Он изъявил ей своё согласие поклоном.
— Ну, я не охотница до грандиозных явлений природы — если они могут вызвать лихорадку или насморк. К тому же можно наслаждаться грозой и сквозь стекло окна… аи!
Сверкнула молния, разорванная ею тьма вздрогнула и, на миг открыв поглощённое ею, вновь слилась. Секунды две царила подавляющая тишина, потом, как выстрел, грохнул гром, и его раскаты понеслись над домом. Откуда-то бешено рванулся ветер, подхватил пыль и сор с земли, и всё, поднятое им, закружилось, столбом поднимаясь кверху. Летели соломинки, бумажки, листья, стрижи с испуганным писком пронизывали воздух, глухо шумела листва деревьев, на железо крыши дома сыпалась пыль, рождая гулкий шорох.
Варенька смотрела на эту игру бури из-за косяка двери, а Ипполит, морщась от пыли, стоял сзади её. Крыльцо представляло собою коробку, в которой было темно, но, когда вспыхивали молнии, стройная фигура девушки освещалась голубоватым призрачным светом.
— Смотрите, смотрите! — вскрикивала Варенька, когда молния рвала тучу. — Видели? Туча точно улыбается — не правда ли? Это очень похоже на улыбку… есть такие люди, угрюмые и молчаливые… молчит, молчит такой человек и вдруг улыбнётся — глаза загорятся, зубы сверкнут…
По крыше барабанили тяжёлые, крупные капли, сначала редко, потом всё чаще, наконец с каким-то воющим гулом.
— Уйдёмте, — сказал Ипполит, — вас замочит!
Ему было неловко стоять так близко к ней в этой тесной темноте, неловко и приятно. И он думал, глядя на её шею:
‘Что, если я поцелую её?’
Сверкнула молния, озарив полнеба, и при блеске её Ипполит увидал, что Варенька с восклицанием восторга взмахнула руками и стоит, откинувшись назад, точно подставляя свою грудь молниям. Он схватил её сзади за талию и, почти положив свою голову на плечо ей, спросил её, задыхаясь:
— Что, что с вами?
— Да ничего! — воскликнула она с досадой, освобождаясь из его рук гибким и сильным движением корпуса. — Боже мой, как вы пугаетесь! А ещё мужчина!
— Я испугался за вас, — глухо сказал он, отступая в угол.
Прикосновение к ней точно обожгло его руки и наполнило грудь его неукротимым огнём желания обнять её до боли крепко. Он терял самообладание, ему хотелось сойти с крыльца и стать под дождь, там, где крупные капли хлестали по деревьям, как бичи.
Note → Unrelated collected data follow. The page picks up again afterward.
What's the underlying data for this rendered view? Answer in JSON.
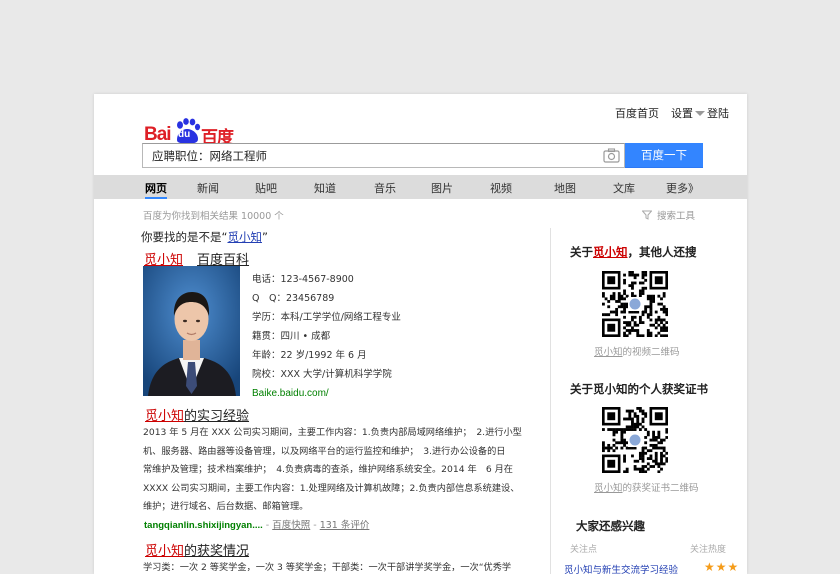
{
  "header": {
    "links": {
      "home": "百度首页",
      "settings": "设置",
      "login": "登陆"
    },
    "logo": {
      "bai": "Bai",
      "du": "du",
      "cn": "百度"
    }
  },
  "search": {
    "value": "应聘职位：网络工程师",
    "button": "百度一下",
    "camera_icon": "camera-icon"
  },
  "nav": {
    "items": [
      "网页",
      "新闻",
      "贴吧",
      "知道",
      "音乐",
      "图片",
      "视频",
      "地图",
      "文库",
      "更多》"
    ],
    "active": "网页"
  },
  "result_count": "百度为你找到相关结果 10000 个",
  "search_tools": "搜索工具",
  "suggestion": {
    "prefix": "你要找的是不是",
    "open_quote": "“",
    "term": "觅小知",
    "close_quote": "”"
  },
  "baike": {
    "name": "觅小知",
    "source": "百度百科",
    "info": [
      "电话：123-4567-8900",
      "Q　Q：23456789",
      "学历：本科/工学学位/网络工程专业",
      "籍贯：四川 • 成都",
      "年龄：22 岁/1992 年 6 月",
      "院校：XXX 大学/计算机科学学院"
    ],
    "url": "Baike.baidu.com/"
  },
  "internship": {
    "name": "觅小知",
    "title_suffix": "的实习经验",
    "lines": [
      "2013 年 5 月在 XXX 公司实习期间，主要工作内容：1.负责内部局域网络维护；　2.进行小型",
      "机、服务器、路由器等设备管理，以及网络平台的运行监控和维护；　3.进行办公设备的日",
      "常维护及管理；技术档案维护；　4.负责病毒的查杀，维护网络系统安全。2014 年　6 月在",
      "XXXX 公司实习期间，主要工作内容：1.处理网络及计算机故障；2.负责内部信息系统建设、",
      "维护；进行域名、后台数据、邮箱管理。"
    ],
    "source": "tangqianlin.shixijingyan....",
    "sep": " - ",
    "snapshot": "百度快照",
    "sep2": " - ",
    "reviews": "131 条评价"
  },
  "awards": {
    "name": "觅小知",
    "title_suffix": "的获奖情况",
    "line": "学习类：一次 2 等奖学金，一次 3 等奖学金；干部类：一次干部讲学奖学金，一次“优秀学"
  },
  "sidebar": {
    "others": {
      "prefix": "关于",
      "name": "觅小知",
      "suffix": "，其他人还搜"
    },
    "qr1_caption": {
      "name": "觅小知",
      "suffix": "的视频二维码"
    },
    "certificates_title": "关于觅小知的个人获奖证书",
    "qr2_caption": {
      "name": "觅小知",
      "suffix": "的获奖证书二维码"
    },
    "interest_title": "大家还感兴趣",
    "interest_head": {
      "left": "关注点",
      "right": "关注热度"
    },
    "interest_row": "觅小知与新生交流学习经验",
    "stars": "★★★"
  },
  "colors": {
    "brand_red": "#de1f26",
    "brand_blue": "#3385ff",
    "link": "#2440b3",
    "url_green": "#008000"
  }
}
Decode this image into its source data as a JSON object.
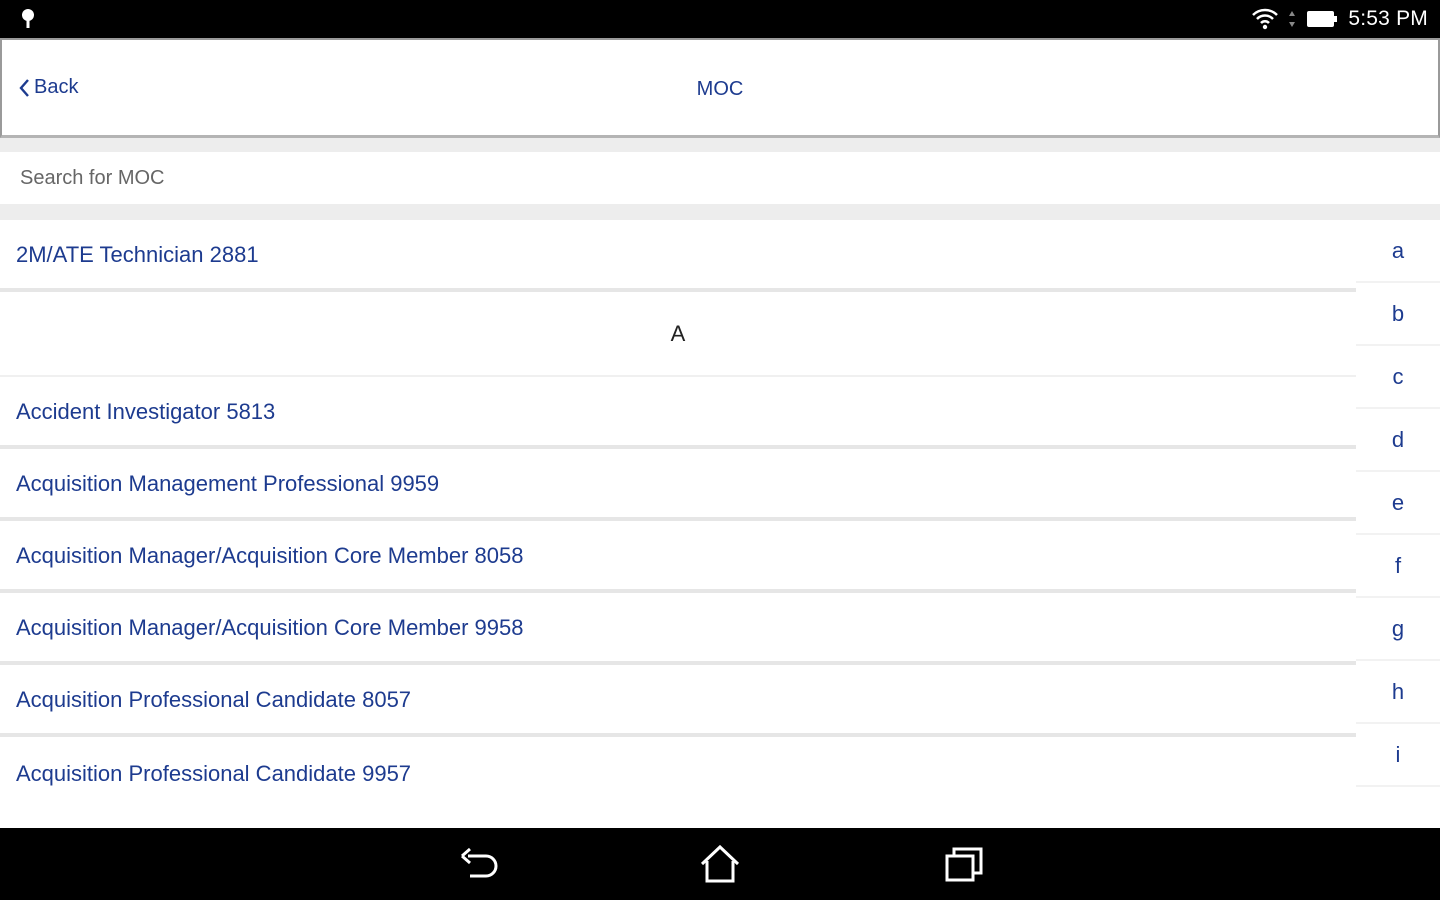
{
  "status_bar": {
    "time": "5:53 PM",
    "icons": [
      "location-icon",
      "wifi-icon",
      "battery-icon"
    ]
  },
  "header": {
    "back_label": "Back",
    "title": "MOC"
  },
  "search": {
    "placeholder": "Search for MOC"
  },
  "list": {
    "top_item": "2M/ATE Technician 2881",
    "section_a": "A",
    "items": [
      "Accident Investigator 5813",
      "Acquisition Management Professional 9959",
      "Acquisition Manager/Acquisition Core Member 8058",
      "Acquisition Manager/Acquisition Core Member 9958",
      "Acquisition Professional Candidate 8057",
      "Acquisition Professional Candidate 9957"
    ]
  },
  "index_bar": {
    "letters": [
      "a",
      "b",
      "c",
      "d",
      "e",
      "f",
      "g",
      "h",
      "i"
    ]
  },
  "nav_bar": {
    "icons": [
      "back-nav-icon",
      "home-icon",
      "recents-icon"
    ]
  },
  "colors": {
    "accent": "#1d3b8f",
    "status_bar": "#000000",
    "background": "#ffffff"
  }
}
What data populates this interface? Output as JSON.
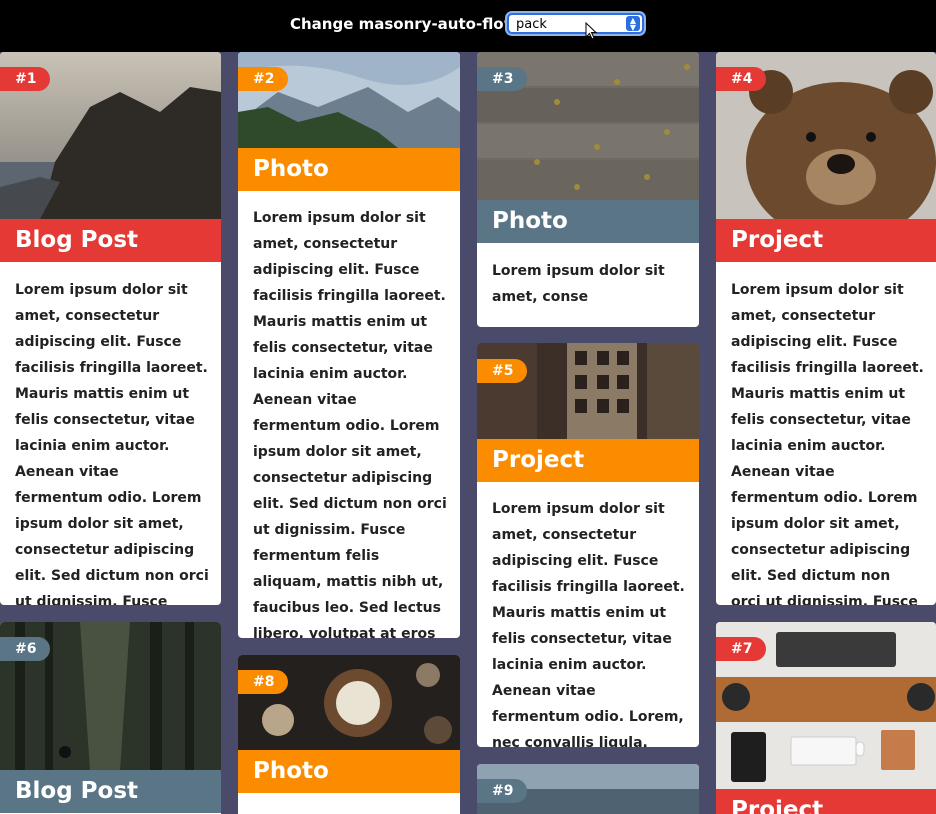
{
  "toolbar": {
    "label": "Change masonry-auto-flow:",
    "select_value": "pack",
    "select_options": [
      "pack"
    ]
  },
  "colors": {
    "red": "#e53935",
    "orange": "#fb8c00",
    "slate": "#5a7585"
  },
  "cards": [
    {
      "num": "#1",
      "kind": "Blog Post",
      "color": "red",
      "text": "Lorem ipsum dolor sit amet, consectetur adipiscing elit. Fusce facilisis fringilla laoreet. Mauris mattis enim ut felis consectetur, vitae lacinia enim auctor. Aenean vitae fermentum odio. Lorem ipsum dolor sit amet, consectetur adipiscing elit. Sed dictum non orci ut dignissim. Fusce fermentum fr."
    },
    {
      "num": "#2",
      "kind": "Photo",
      "color": "orange",
      "text": "Lorem ipsum dolor sit amet, consectetur adipiscing elit. Fusce facilisis fringilla laoreet. Mauris mattis enim ut felis consectetur, vitae lacinia enim auctor. Aenean vitae fermentum odio. Lorem ipsum dolor sit amet, consectetur adipiscing elit. Sed dictum non orci ut dignissim. Fusce fermentum felis aliquam, mattis nibh ut, faucibus leo. Sed lectus libero, volutpat at eros quis, venenatis tempus neque. Nulla vel ."
    },
    {
      "num": "#3",
      "kind": "Photo",
      "color": "slate",
      "text": "Lorem ipsum dolor sit amet, conse"
    },
    {
      "num": "#4",
      "kind": "Project",
      "color": "red",
      "text": "Lorem ipsum dolor sit amet, consectetur adipiscing elit. Fusce facilisis fringilla laoreet. Mauris mattis enim ut felis consectetur, vitae lacinia enim auctor. Aenean vitae fermentum odio. Lorem ipsum dolor sit amet, consectetur adipiscing elit. Sed dictum non orci ut dignissim. Fusce fermentum felis a."
    },
    {
      "num": "#5",
      "kind": "Project",
      "color": "orange",
      "text": "Lorem ipsum dolor sit amet, consectetur adipiscing elit. Fusce facilisis fringilla laoreet. Mauris mattis enim ut felis consectetur, vitae lacinia enim auctor. Aenean vitae fermentum odio. Lorem, nec convallis ligula. Quisque maximus"
    },
    {
      "num": "#6",
      "kind": "Blog Post",
      "color": "slate",
      "text": ""
    },
    {
      "num": "#7",
      "kind": "Project",
      "color": "red",
      "text": ""
    },
    {
      "num": "#8",
      "kind": "Photo",
      "color": "orange",
      "text": ""
    },
    {
      "num": "#9",
      "kind": "",
      "color": "slate",
      "text": ""
    }
  ]
}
— Я иду в комнаты, — сказал он.
— Идёмте, — недовольно согласилась Варенька и, бесшумно скользнув мимо него, вошла в двери.
— Хо-хо-хо! — встретил их полковник. — Что? По распоряжению командующего стихиями арестованы впредь до отмены приказа? Хо-хо-хо!
— Ужасный гром, — совершенно серьёзно сообщила тётя Лучицкая, пристально рассматривая бледное лицо гостя.
— Вот не люблю этих безумств в природе! — говорила Елизавета Сергеевна с гримасой пренебрежения на холодном лице. — Грозы, вьюги, — к чему эта бесполезная трата такой массы энергии?
Ипполит, подавляя своё волнение, едва нашёл в себе силы спокойно спросить сестру:
— Как ты думаешь, надолго это?
— На всю ночь, — ответила ему Маргарита Родионовна.
— Уж вы отсюда не вырветесь! — со смехом заявила Варенька.
Полканов вздрогнул, чувствуя что-то фатальное в её смехе.
— Да, придётся ночевать, — заявила Елизавета Сергеевна. — Ночью мы не проедем Камовым перелеском, не изуродовав экипажа…
— Здесь достаточно комнат! — изрекла тётя Лучицкая.
— Тогда… я попросил бы… извините, пожалуйста!.. гроза действует на меня отвратительно!.. Я бы желал знать… где я помещусь… пойти туда на несколько минут.
Его слова, сказанные глухим и прерывающимся голосом, произвели общий переполох.
— Нашатырный спирт! — октавой прогудела Маргарита Родионовна и, вскочив с места, исчезла.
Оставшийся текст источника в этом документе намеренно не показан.